Se eu pudesse, faria questão de contornar os oceanos até o outro lado do mundo apenas para agradecer àqueles escritores pelas extraordinárias estórias que eles me proporcionaram para ler - e fugir por um tempo desse estúpido mundo real.

— Tem certeza, Hee-ah? — ela levantou a cabeça com um bico nos lábios e as sobrancelhas caídas em um semblante de tristeza, vasculhando todo o quarto com os olhos.

— Você deve ter deixado cair por aí... — balbuciei tediosa, ainda entretida com o grosso livro em minhas mãos, o fechando delicadamente e suspirando com um ar de dever cumprido.

— Porcaria, deve ter sido aquele pivete de novo!

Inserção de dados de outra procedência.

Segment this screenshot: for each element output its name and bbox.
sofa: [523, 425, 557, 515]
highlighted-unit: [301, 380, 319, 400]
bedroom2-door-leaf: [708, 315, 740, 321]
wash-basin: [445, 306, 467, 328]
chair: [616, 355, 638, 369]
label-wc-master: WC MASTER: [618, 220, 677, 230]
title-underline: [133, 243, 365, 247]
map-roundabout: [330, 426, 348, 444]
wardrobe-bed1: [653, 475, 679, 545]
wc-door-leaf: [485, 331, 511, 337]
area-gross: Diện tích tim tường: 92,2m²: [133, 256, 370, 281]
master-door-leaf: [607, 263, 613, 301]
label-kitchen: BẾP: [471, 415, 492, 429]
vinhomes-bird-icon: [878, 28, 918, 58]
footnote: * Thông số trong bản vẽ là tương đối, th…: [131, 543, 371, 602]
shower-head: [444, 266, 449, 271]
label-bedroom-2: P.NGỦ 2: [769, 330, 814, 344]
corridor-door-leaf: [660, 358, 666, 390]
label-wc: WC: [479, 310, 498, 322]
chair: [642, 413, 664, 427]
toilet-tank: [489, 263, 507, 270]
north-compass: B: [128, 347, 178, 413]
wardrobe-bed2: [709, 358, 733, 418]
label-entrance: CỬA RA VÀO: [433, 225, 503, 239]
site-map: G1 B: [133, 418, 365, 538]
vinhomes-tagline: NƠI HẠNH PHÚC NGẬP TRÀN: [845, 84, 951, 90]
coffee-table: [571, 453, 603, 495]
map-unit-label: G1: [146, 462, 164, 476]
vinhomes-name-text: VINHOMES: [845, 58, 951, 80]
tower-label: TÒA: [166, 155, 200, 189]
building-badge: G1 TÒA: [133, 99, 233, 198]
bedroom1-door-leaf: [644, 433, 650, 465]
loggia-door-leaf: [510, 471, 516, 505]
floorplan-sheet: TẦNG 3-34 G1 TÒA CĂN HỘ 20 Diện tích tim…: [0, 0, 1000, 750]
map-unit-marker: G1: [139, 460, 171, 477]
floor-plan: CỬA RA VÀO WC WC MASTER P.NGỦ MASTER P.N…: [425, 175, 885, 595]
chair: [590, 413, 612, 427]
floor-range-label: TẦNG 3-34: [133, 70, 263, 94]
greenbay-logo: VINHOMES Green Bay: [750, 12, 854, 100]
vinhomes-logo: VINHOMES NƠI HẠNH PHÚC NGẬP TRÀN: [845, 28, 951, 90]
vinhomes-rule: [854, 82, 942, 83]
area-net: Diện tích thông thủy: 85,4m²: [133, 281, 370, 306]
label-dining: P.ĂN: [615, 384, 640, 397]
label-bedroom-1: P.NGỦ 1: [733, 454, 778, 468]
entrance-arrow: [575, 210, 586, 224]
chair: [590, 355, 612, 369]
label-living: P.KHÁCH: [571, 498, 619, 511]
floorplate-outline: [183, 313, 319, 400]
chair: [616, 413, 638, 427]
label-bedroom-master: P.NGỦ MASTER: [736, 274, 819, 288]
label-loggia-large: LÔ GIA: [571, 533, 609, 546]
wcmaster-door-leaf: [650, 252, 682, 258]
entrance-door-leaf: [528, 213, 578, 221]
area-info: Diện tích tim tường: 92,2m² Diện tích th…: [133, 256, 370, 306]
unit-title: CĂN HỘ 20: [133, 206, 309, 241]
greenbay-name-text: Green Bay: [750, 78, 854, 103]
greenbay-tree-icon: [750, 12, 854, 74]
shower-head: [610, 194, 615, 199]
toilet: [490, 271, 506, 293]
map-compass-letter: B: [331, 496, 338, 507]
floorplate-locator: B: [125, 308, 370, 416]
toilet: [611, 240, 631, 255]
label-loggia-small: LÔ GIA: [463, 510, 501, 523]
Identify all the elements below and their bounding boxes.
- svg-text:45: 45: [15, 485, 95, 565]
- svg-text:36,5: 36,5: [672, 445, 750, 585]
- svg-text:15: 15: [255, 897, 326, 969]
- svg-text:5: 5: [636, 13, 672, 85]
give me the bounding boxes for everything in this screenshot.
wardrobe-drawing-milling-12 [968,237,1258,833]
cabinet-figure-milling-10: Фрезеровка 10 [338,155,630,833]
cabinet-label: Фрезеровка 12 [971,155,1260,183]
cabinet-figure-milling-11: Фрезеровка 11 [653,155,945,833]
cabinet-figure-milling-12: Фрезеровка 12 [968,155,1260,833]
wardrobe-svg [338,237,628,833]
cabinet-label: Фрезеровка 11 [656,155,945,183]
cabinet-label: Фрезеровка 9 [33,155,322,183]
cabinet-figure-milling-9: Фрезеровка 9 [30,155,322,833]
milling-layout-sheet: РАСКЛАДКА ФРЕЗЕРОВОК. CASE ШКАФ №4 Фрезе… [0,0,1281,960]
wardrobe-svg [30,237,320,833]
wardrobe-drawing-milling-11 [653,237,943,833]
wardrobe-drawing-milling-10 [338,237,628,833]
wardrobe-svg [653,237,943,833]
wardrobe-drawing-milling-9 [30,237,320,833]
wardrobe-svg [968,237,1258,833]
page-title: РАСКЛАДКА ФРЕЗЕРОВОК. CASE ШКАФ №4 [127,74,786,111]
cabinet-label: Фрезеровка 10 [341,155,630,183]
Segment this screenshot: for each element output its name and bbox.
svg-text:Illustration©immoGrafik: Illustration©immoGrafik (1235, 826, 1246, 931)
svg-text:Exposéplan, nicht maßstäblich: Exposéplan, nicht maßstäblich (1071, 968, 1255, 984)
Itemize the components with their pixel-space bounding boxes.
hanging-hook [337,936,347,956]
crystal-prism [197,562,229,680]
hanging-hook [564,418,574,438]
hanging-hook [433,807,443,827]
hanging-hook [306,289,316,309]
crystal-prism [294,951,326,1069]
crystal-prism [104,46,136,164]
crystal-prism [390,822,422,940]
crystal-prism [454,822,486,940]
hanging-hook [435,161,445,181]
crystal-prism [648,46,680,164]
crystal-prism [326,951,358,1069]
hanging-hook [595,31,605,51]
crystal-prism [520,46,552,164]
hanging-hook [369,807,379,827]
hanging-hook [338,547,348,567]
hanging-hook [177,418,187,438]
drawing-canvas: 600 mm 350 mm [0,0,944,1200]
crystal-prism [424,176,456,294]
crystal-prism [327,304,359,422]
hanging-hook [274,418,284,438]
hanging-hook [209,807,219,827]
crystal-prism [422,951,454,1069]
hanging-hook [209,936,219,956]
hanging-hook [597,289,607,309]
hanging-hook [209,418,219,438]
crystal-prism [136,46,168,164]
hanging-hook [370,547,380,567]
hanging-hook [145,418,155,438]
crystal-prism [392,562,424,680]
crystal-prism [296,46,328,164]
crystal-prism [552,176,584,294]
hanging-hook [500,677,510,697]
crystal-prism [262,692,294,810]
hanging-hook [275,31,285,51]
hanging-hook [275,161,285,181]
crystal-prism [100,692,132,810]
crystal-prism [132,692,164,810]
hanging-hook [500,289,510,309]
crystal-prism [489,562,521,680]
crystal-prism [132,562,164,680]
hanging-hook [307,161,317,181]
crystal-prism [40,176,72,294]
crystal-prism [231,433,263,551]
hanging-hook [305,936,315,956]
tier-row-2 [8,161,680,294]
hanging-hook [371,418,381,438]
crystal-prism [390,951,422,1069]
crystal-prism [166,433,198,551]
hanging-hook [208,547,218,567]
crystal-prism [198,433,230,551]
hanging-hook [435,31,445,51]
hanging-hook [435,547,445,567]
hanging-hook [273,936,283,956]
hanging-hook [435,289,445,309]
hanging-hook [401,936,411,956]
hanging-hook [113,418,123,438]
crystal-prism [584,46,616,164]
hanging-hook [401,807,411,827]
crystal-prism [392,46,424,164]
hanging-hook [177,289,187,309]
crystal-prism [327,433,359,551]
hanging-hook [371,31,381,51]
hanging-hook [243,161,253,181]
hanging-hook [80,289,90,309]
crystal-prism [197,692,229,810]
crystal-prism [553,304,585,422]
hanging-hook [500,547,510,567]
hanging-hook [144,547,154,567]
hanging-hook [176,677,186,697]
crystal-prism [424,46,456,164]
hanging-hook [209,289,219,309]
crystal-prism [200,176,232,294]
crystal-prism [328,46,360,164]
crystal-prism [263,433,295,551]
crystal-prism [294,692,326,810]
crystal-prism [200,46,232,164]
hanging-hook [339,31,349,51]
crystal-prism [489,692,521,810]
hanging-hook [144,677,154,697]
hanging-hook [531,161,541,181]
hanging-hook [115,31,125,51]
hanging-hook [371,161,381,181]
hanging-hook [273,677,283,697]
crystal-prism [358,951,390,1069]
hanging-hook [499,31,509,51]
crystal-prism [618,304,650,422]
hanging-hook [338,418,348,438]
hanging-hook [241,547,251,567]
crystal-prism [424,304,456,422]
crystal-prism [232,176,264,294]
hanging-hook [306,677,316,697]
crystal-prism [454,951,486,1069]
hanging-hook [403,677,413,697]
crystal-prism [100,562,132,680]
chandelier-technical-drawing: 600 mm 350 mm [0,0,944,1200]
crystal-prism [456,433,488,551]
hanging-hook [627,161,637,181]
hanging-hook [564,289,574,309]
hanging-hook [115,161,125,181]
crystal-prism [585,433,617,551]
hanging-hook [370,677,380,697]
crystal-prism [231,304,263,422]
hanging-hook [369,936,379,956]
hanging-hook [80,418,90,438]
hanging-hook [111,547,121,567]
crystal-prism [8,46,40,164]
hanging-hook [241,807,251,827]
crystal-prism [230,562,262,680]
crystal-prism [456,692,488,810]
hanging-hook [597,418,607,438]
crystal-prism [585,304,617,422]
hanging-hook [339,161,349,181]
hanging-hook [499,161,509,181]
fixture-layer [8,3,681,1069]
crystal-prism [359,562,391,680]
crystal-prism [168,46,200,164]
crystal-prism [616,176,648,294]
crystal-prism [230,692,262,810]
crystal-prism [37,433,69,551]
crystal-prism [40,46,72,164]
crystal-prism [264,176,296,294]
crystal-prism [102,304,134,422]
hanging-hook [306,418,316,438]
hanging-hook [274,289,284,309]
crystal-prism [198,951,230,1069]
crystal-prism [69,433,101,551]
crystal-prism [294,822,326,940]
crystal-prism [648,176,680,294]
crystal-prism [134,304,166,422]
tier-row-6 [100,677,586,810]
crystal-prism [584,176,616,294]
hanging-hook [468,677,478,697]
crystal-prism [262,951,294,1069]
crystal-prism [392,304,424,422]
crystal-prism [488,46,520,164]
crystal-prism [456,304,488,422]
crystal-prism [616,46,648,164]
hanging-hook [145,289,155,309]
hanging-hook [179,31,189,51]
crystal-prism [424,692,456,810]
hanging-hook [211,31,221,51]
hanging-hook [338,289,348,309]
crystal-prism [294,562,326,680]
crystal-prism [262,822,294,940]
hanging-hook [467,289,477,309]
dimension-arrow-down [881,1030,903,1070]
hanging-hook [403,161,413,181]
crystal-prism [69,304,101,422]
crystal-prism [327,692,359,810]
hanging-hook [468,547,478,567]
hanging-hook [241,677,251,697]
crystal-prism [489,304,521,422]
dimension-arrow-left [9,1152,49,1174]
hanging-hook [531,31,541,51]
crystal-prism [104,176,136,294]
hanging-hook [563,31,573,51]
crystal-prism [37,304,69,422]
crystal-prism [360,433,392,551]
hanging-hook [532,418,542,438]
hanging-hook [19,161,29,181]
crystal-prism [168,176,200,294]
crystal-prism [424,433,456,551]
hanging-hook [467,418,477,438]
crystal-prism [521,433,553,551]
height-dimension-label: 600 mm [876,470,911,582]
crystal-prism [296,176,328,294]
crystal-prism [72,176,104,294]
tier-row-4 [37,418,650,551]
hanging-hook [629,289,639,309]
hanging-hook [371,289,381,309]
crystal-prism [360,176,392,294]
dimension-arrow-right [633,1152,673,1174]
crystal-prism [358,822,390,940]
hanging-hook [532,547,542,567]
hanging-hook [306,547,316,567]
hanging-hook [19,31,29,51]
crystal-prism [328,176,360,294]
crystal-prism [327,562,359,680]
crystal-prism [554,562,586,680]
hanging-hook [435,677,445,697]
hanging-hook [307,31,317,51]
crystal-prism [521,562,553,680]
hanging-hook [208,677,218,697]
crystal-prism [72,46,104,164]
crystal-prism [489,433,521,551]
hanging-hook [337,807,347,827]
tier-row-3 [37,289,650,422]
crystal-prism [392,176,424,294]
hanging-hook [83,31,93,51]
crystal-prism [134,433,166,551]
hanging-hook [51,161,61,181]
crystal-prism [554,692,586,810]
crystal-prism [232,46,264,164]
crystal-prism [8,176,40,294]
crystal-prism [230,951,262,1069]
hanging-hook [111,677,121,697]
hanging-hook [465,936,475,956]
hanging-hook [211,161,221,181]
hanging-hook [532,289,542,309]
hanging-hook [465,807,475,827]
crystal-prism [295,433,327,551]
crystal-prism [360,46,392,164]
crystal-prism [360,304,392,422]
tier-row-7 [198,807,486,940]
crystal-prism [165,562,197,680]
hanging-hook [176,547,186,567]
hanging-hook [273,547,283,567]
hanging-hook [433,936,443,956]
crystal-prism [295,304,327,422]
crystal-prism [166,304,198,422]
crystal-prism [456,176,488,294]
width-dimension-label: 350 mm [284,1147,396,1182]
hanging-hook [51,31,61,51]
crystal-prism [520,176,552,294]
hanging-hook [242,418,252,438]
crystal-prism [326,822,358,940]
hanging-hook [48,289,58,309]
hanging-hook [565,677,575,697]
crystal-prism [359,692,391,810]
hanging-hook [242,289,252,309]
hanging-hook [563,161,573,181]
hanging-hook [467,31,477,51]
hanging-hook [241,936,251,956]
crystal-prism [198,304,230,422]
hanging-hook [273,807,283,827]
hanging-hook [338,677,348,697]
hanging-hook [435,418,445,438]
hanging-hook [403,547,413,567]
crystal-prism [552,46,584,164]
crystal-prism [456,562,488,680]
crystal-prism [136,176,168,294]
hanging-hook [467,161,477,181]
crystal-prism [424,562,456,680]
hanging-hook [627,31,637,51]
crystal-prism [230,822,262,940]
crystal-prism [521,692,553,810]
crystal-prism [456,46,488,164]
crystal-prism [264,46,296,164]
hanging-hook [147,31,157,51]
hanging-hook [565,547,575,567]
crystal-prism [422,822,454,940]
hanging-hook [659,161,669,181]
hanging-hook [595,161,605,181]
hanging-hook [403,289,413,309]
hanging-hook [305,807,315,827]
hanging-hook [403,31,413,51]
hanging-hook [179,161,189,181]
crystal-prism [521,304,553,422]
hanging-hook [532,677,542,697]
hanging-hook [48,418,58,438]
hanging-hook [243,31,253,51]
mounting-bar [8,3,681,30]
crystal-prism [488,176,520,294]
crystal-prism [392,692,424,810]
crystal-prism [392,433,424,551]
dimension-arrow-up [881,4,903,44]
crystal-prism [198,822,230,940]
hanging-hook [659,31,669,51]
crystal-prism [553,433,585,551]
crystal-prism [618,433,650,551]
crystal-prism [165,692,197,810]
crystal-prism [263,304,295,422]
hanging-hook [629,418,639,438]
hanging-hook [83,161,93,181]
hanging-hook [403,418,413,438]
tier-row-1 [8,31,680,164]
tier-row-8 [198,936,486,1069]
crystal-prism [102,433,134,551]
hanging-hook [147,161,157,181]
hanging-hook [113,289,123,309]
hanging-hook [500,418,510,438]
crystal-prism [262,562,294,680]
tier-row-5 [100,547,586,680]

Deixa só eu ver aquela almôndega insuportável! — Kimi se pôs de pé enchendo as bochechas gordinhas de ar e cerrando os punhos.

— Não acho que tenha sido Sandeul, ele anda afastado dos nossos quartos com medo de pegar piolho. Típico de um garoto de 13 anos. — murmurei, me arrastando pelo colchão e tocando com os pés no chão frio.

Abracei o livro contra meu peito, o segurando em minhas duas mãos e esticando um de meus pés ao máximo, tentando tocá-lo sobre as pantufas e finalmente conseguindo deslizá-las pelo chão de madeira e as pondo em meus pés.

— Vocês ouviram um barulho estranho ontem à noite? — do outro lado do vasto quarto, por entre as camas dispostas em fileiras de quatro, Hyelin, com seus cabelos pretos e a franjinha mal cortada, franziu a testa, enquanto dobrava sua coberta. — Pareciam murmúrios... Sei lá, uns gemidos talvez.

— Os ventos do começo de inverno fazem isso vez ou outra. — mordi meu lábio inferior, tossindo fraco e desviando do assunto, vendo a menor encolher os ombros. — Vocês querem alguma coisa da biblioteca?

— Já terminou de ler o livro? Mas você pegou ele faz dois dias só. — Kimi voltou a revirar as pequenas gavetas das cômodas, inclinada sobre o colchão de um jeito acrobático, se equilibrando astutamente.